Equity can be defined as giving everyone what they need to be successful. The IWD 2023 campaign theme seeks to forge worldwide understanding about why equal opportunities aren’t enough, and a focus on gender equity needs to be part of every society’s DNA.
International Women’s Day belongs to everyone, everywhere. Collectively, we can all help create a diverse, equitable and inclusive world.
1. What is your top advice for making job descriptions more inclusive?
As women will typically only go for an opportunity when they feel they can tick off every requirement on the list, it’s important to think about how requirements are structured in a job description compared to skills and experience, which would be a bonus.
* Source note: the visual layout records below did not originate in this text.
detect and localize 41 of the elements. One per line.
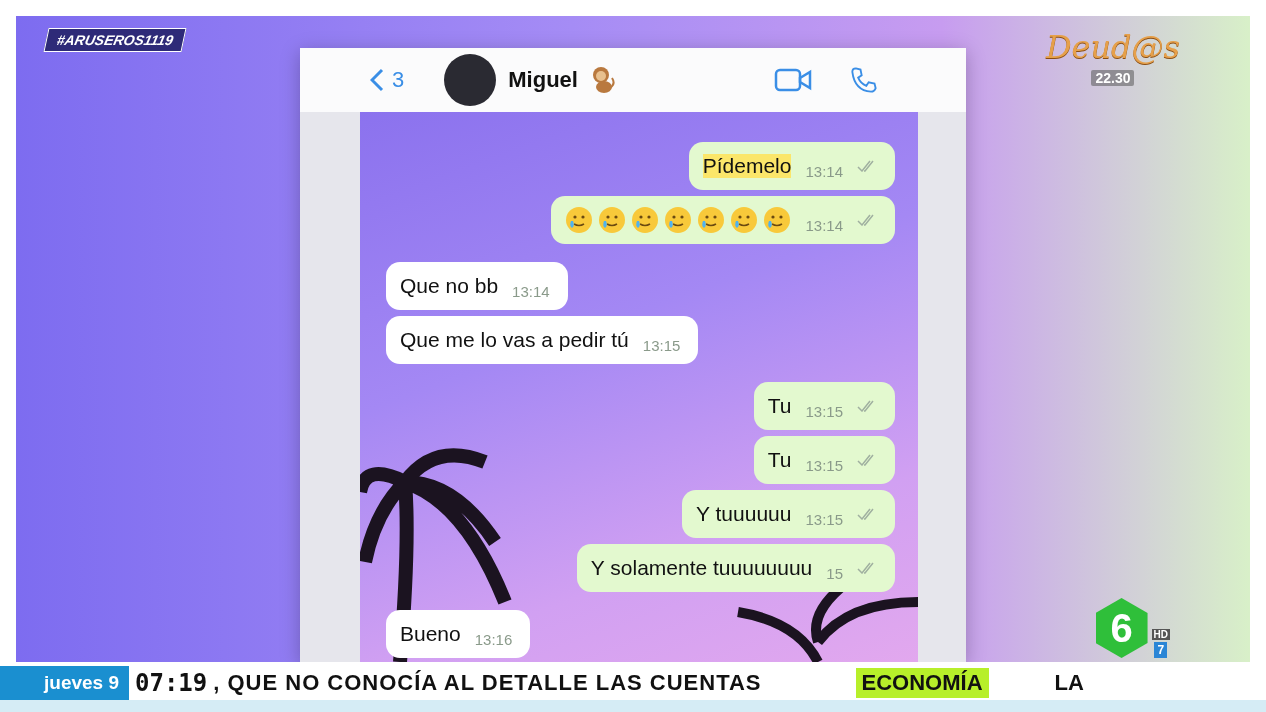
message-text: Tu xyxy=(767,448,792,472)
ticker-headline: , QUE NO CONOCÍA AL DETALLE LAS CUENTAS xyxy=(213,670,762,696)
subchannel-badge: 7 xyxy=(1154,642,1168,658)
message-time: 13:15 xyxy=(805,402,843,420)
message-text: Que me lo vas a pedir tú xyxy=(400,328,629,352)
phone-icon[interactable] xyxy=(850,66,878,94)
message-time: 13:14 xyxy=(805,216,843,234)
hashtag-banner: #ARUSEROS1119 xyxy=(43,28,187,52)
message-text: Bueno xyxy=(400,622,461,646)
message-time: 13:14 xyxy=(805,162,843,180)
message-time: 13:14 xyxy=(512,282,550,300)
message-text: Tu xyxy=(767,394,792,418)
ticker-clock: 07:19 xyxy=(134,669,209,697)
chevron-left-icon xyxy=(370,68,384,92)
message-time: 13:15 xyxy=(805,456,843,474)
message-text: Que no bb xyxy=(400,274,499,298)
message-text: Pídemelo xyxy=(702,154,792,178)
ticker-section: ECONOMÍA xyxy=(855,668,989,698)
crying-smile-emoji-icon xyxy=(631,206,660,234)
crying-smile-emoji-icon xyxy=(565,206,594,234)
crying-smile-emoji-icon xyxy=(598,206,627,234)
contact-name: Miguel xyxy=(508,67,578,93)
hd-label: HD xyxy=(1151,629,1170,640)
show-logo: Deud@s xyxy=(1045,28,1180,66)
avatar xyxy=(444,54,497,106)
message-time: 13:15 xyxy=(805,510,843,528)
message-text: Y solamente tuuuuuuuu xyxy=(590,556,813,580)
message-time: 13:15 xyxy=(642,336,681,354)
message-text: Y tuuuuuu xyxy=(696,502,792,526)
crying-smile-emoji-icon xyxy=(697,206,726,234)
ticker-next-text: LA xyxy=(1054,670,1084,696)
message-time: 15 xyxy=(826,564,843,582)
video-camera-icon[interactable] xyxy=(774,68,812,92)
crying-smile-emoji-icon xyxy=(730,206,759,234)
crying-smile-emoji-icon xyxy=(664,206,693,234)
message-time: 13:16 xyxy=(474,630,513,648)
ticker-day: jueves 9 xyxy=(0,666,129,700)
channel-logo: 6 xyxy=(1095,598,1148,658)
back-button[interactable]: 3 xyxy=(370,67,405,93)
show-time: 22.30 xyxy=(1091,70,1135,86)
crying-smile-emoji-icon xyxy=(763,206,792,234)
In my experience, it’s also a good idea to stay away from stereotypically “macho” language, as that is off-putting to women. This is even more dispiriting to a female candidate if the language on a job description is mirrored from corporate value statements and other brand visuals that feel overly aggressive. Words are not universally neutral and it’s fairly easy to convey the same message around an exciting employment opportunity without deterring half of the potential workforce.
Transparency around reward and benefits are also key. If the benefits are really comprehensive, why not show them off?
2. What does being an effective ally for women look like to you?
In my opinion, there is a simple message that can cover a range of scenarios: consider whether you rise to the occasion and call out misogyny when you witness it. Regardless of whether women are present or not, if you don’t say something, you are not an ally.
3. What advice would you give aspiring women in the industry you work in?
Insurance is still the unseen sector in many economies, yet in the UK, our industry is just as big as banking and provides opportunities across all types of roles and specialisms from front line roles such as broking, underwriting and claims to cross-sector roles around marketing, technology and people.
I’ve also found that a lot of people I’ve met in the market who work in broking, underwriting and claims have learned their specialism on the job rather than coming from a particular trade or profession beforehand. For example, it’s quite uncommon that underwriters and brokers who work on aviation business in London were pilots or aircraft engineers in a past life and just fell into that sector. I’d use the same analogy for people I’ve met across medical malpractice, financial institutions, cyber, and plenty of other classes of insurance.
So my advice is: insurance is a huge industry and there are plenty of opportunities for people who have no direct insurance experience and for those who come from other sectors and want to get into the market. Further, the industry is hungrier than ever for diverse talent, and that is not because of the pressing skill shortage following the pandemic.
4. International Women’s Day is also about celebrating women and their achievements. What woman/women inspire you?
I am delighted that International Women’s Day is now on the radar in the UK as it wasn’t widely celebrated when I first moved here nearly 15 years ago, whereas in other parts of Europe, it is a far bigger deal and is celebrated with gusto every year.
I am surrounded by so many talented women in our industry – from senior leaders who are driving change to my own peer group who are accelerating their careers. I am also thrilled to meet young women who really think differently about their place in the world and what they want from a career. I am a huge advocate of female professional networks and have benefited tremendously from my involvement in ISC. I’m keen to remain involved as I always meet someone who makes my day, whether it’s the joy of bumping into a friendly face I haven’t seen in a while or an interesting new connection.